After refining the AlphaFold models with our physics-based tools, we were able to show strong correlation between predicted and experimental ligand activity, achieving a level of accuracy comparable to a crystal structure. Our results suggest that AlphaFold models can be used in structure-based design of GPCRs—once they have been properly refined through the application of physics-based technologies.
Are you using AlphaFold and these refinement technologies in Schrödinger’s own discovery programs?
We are using AlphaFold in some interesting ways. In our MALT1 program, a significant structural uncertainty in the binding site posed a challenge in developing an FEP+ model to accurately predict modifications of core and variable regions of molecules. To address this challenge, part of an AlphaFold structure was used to rebuild missing regions and resolve the uncertainty in one of our experimental structures. Ultimately, a large-scale assessment of various FEP+ protocols using machine learning determined that the model with an AlphaFold-supplied loop performed the best. This allowed us to use FEP+ more accurately to predict which new compounds merit the expense of synthesis.
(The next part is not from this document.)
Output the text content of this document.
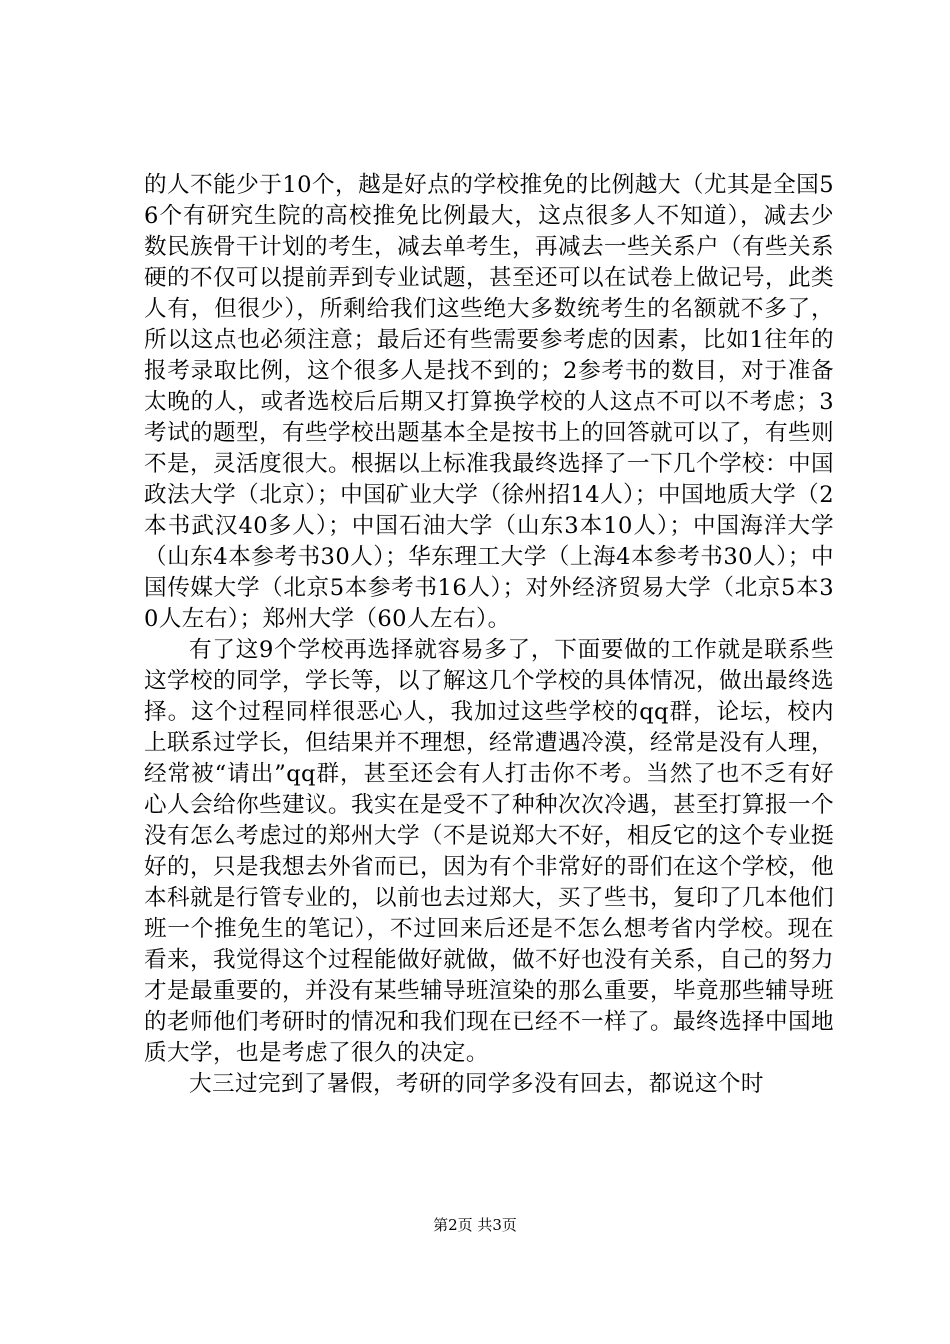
的人不能少于10个，越是好点的学校推免的比例越大（尤其是全国56个有研究生院的高校推免比例最大，这点很多人不知道），减去少数民族骨干计划的考生，减去单考生，再减去一些关系户（有些关系硬的不仅可以提前弄到专业试题，甚至还可以在试卷上做记号，此类人有，但很少），所剩给我们这些绝大多数统考生的名额就不多了，所以这点也必须注意；最后还有些需要参考虑的因素，比如1往年的报考录取比例，这个很多人是找不到的；2参考书的数目，对于准备太晚的人，或者选校后后期又打算换学校的人这点不可以不考虑；3考试的题型，有些学校出题基本全是按书上的回答就可以了，有些则不是，灵活度很大。根据以上标准我最终选择了一下几个学校：中国政法大学（北京）；中国矿业大学（徐州招14人）；中国地质大学（2本书武汉40多人）；中国石油大学（山东3本10人）；中国海洋大学（山东4本参考书30人）；华东理工大学（上海4本参考书30人）；中国传媒大学（北京5本参考书16人）；对外经济贸易大学（北京5本30人左右）；郑州大学（60人左右）。

有了这9个学校再选择就容易多了，下面要做的工作就是联系些这学校的同学，学长等，以了解这几个学校的具体情况，做出最终选择。这个过程同样很恶心人，我加过这些学校的qq群，论坛，校内上联系过学长，但结果并不理想，经常遭遇冷漠，经常是没有人理，经常被“请出”qq群，甚至还会有人打击你不考。当然了也不乏有好心人会给你些建议。我实在是受不了种种次次冷遇，甚至打算报一个没有怎么考虑过的郑州大学（不是说郑大不好，相反它的这个专业挺好的，只是我想去外省而已，因为有个非常好的哥们在这个学校，他本科就是行管专业的，以前也去过郑大，买了些书，复印了几本他们班一个推免生的笔记），不过回来后还是不怎么想考省内学校。现在看来，我觉得这个过程能做好就做，做不好也没有关系，自己的努力才是最重要的，并没有某些辅导班渲染的那么重要，毕竟那些辅导班的老师他们考研时的情况和我们现在已经不一样了。最终选择中国地质大学，也是考虑了很久的决定。

大三过完到了暑假，考研的同学多没有回去，都说这个时

第2页 共3页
What do these advancements in refining AlphaFold structures mean for the future of drug discovery?
In the limited context of de novo protein folding, the accuracy of the AlphaFold models are truly remarkable compared to the level of accuracy historically obtained with alternative techniques. However, it is crucial to keep in mind that proteins change their shapes, sometimes quite substantially, when different drug molecules bind to them. As it exists now, AlphaFold2 is unable to model these very important effects. Thus, it is important to view an AlphaFold structure as a starting point for a modeling campaign, where given rather small amount of data (20-30 ligands), and knowledge of the binding site, scientists can use computational methods to refine and validate the structures to a level of accuracy necessary to advance a discovery project.
To our knowledge, only the physics-based approaches described here can distill such limited data into a model competitive with experiments and suitable for prospective use. And prospective use of structures generated like these in an active drug program is the final test. We envision this as the future of drug discovery—structure-based drug design using computational structures to predict a molecule’s on target and off-target effects.